How do most yoga devotees begin their Paths? What unfoldments do they share in common with one another — and with seekers on other Paths throughout the world?
The Crisis or Inspiration
A few yoga devotees trace the beginning of their spiritual quest to inspiration. Often these souls meet an inspired yogi and the main goal in life becomes very clear. Haunted by new possibilities which they sense within themselves, they eagerly and faithfully move through the experiences which lead to enlightenment and well being.
Most yogis, however, find their way onto the spiritual path because of a personal crisis. A painful, disappointing, or grief-causing shock forces a reevaluation and a redirection of life. These devotees realize they have been relying on the wrong people or unfulfilling goals. Such seekers find they have no choice but to turn the thrust of their lives and their hopes in another direction.
The Restlessness — The Call
Whether inspired or recoiling from a personal crisis, the devotee becomes restless for God — restless to know the truth, to find meaning. Night and day mind and heart reach toward the unknown and into the deepest recesses of the soul.
The Path Is Chosen
Out of the yearning and restlessness, the seeker searches the world for a way to proceed, a way to satisfy the heart’s deepest hope. A way of spiritual practice and development is found. Sometimes it seems that the Path chooses the devotee because of its availability and wonderful satisfaction.
At the point when the Path is chosen, effort and dedication truly begin. The propelled devotee realizes which form of yoga is most appropriate and helpful.
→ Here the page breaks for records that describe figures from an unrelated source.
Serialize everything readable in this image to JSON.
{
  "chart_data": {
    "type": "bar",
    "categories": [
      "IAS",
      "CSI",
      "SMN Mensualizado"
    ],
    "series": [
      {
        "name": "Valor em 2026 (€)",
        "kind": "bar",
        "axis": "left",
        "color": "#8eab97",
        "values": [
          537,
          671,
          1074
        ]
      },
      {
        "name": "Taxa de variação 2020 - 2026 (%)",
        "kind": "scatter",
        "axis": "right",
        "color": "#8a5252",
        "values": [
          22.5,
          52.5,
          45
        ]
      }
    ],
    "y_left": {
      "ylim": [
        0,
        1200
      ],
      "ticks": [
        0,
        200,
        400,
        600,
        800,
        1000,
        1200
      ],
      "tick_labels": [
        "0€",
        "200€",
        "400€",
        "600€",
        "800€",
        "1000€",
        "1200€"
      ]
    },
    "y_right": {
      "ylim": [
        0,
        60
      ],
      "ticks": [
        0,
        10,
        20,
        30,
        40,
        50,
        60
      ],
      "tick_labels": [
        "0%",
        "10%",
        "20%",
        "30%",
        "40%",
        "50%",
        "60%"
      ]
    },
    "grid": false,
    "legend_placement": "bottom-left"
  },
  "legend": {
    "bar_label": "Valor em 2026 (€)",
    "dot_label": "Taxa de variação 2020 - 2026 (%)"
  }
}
He dedicates himself to it — usually practicing an hour a day. He, or she, chooses that combination of yoga techniques and meditations which most rapidly enable contact with the Lord of one’s true self.
Those who are dominantly emotional choose bhakti yoga; those who are dominantly intellectual choose jnana yoga; those who seek to attune their will with the higher self, with their Creator, choose raja and karma yoga, for example.
At first the devotees practice the different yogas in order to gain specific benefits they hope for. Then, as they develop in yoga, they begin to give more and more of themselves toward their ideals. They begin to do yoga not just because of what it will give them, but out of love. They begin to practice, whatever their Path, self-giving. This self-giving is transformational. No longer living with selfish motive or self-obsession, they are ready to dedicate themselves to their values. Most commonly, they begin to live lives dedicated to Truth and/or Beauty and/or Goodness.
The devotee who gives himself or herself to Truth, Beauty, or Goodness finds great peace and wholeness. Body, mind, and spirit enter a deep, abiding state of harmony and well being. This state of equilibrium not only enables a sense of integrity and freedom but also opens the floodgates for a spiritual experience.
Bhavas and Samadhis
The dominantly emotional seekers enter into deep spiritual moods and become conscious of the presence and the glory of their divine Beloved, the Lord of their hearts and minds. They rejoice in an unfolding series of relationships with God. Awe unfolds into loving service. Loving service unfolds into deep friendship. Friendship moves forward into greater intimacy. The devotee one day recognizes himself or herself to be a son or daughter of the Lord, who is the spiritual source of everything. These moods of love — bhavas — go on and on and are infinitely satisfying and intriguing.
The devotees who have dominantly intellectual and will-centered natures experience amazing and transforming samadhis, spiritually exalted states in which they realize their true nature and behold the presence and spirit of God. As distinct from the devotional devotees in bhavas, these seekers are mainly inclined to live in ecstasy and wisdom rather than a mood of love and spiritual relatedness to God. These seekers experience the expansion of their soul, discover profound union with spirit, and realize freedom from all their past habits and tendencies.
As a result of many bhavas and samadhis, devotees who persist and grow into a moment-by-moment, continuous superconscious state live as enlightened beings. Rather than visit the higher consciousness regularly, they come home and live their lives while abiding in higher consciousness. This state is called sahaj yoga, sahaj samadhi, or simply sahaj.
There is no limit! All devotees who live in higher consciousness move forward into never-ending, ever-new, wondrously satisfying spiritual lives. Almost all of them engage themselves in loving service of God and humanity. A once-forlorn seeker returns to mankind and shares what he has been given.
We have considered a number of ways that the yoga aspirant takes the help of meditation and other techniques to come home to his true nature and reside in higher consciousness. In meditation you learn, through practice, to overcome the tendency to be self-deluded, or to live a self-destructive life. Freeing your body of tension and your mind and emotions of turbulence, you discover your true self and dwell in it. You make contact with the Lord of your heart and enter an ecstatic, eternal relationship. You find more from life than you ever dared dream. These are the possibilities of your life through yoga.
We ask you to commit two hours a week to selfless service. This service can be anything you choose ranging from helping a family member or neighbor to volunteering at a nonprofit organization.
This commitment is solely between you and your inner self.